Awesome shirt from our dear friends Brock and Rommel.

We started our lease as a new couple. We ended it six years later married with a beautiful seven-month-old daughter. Having Rose necessitated a move to Brooklyn, where it was quieter in ways both good and bad. It wasn’t easy—our commutes were longer, our friends were further away—but we ultimately made it work. We expanded our circle of friends. (Mostly our neighbors, who, in keeping with Park Slope building codes, are new parents just like us.) And even though it’s been more than a year and a half, it feels like we just moved here.

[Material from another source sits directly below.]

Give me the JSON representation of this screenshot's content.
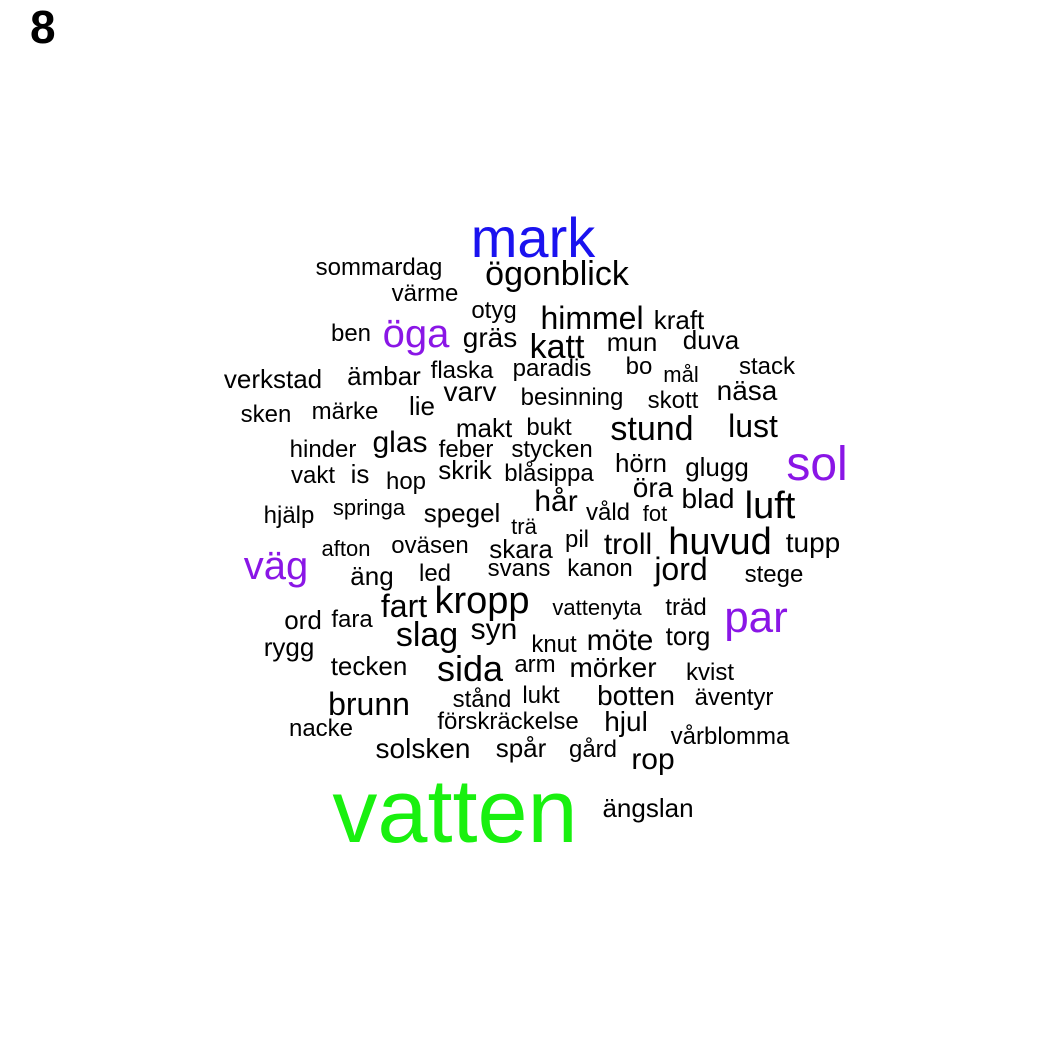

But we’re still growing our family, which meant making a choice. Either move further from the city I fell in love with 15 years ago, to some suburb upstate or in New Jersey, a suburb ultimately not that different from the one I fled when I was 18. Or move to a new city, where we can have a yard, a little more space, and (okay) a lower overhead, all within walking (or biking) distance of life.

In the end, it wasn’t really a choice. And so we’re heading to Austin this Tuesday. Our hearts are heavy for all that we’re leaving behind, all the friends we won’t see often enough. And yet, I’m hopeful for all that lies ahead: new opportunities, new energy. And so I quote another song from Wildflowers:

"It’s time to move on / time to get goin’. / What lies ahead I have no way of knowin’. / But under my feet, baby, the grass is growin’. / Yeah, it’s time to move on. / It’s time to get goin’."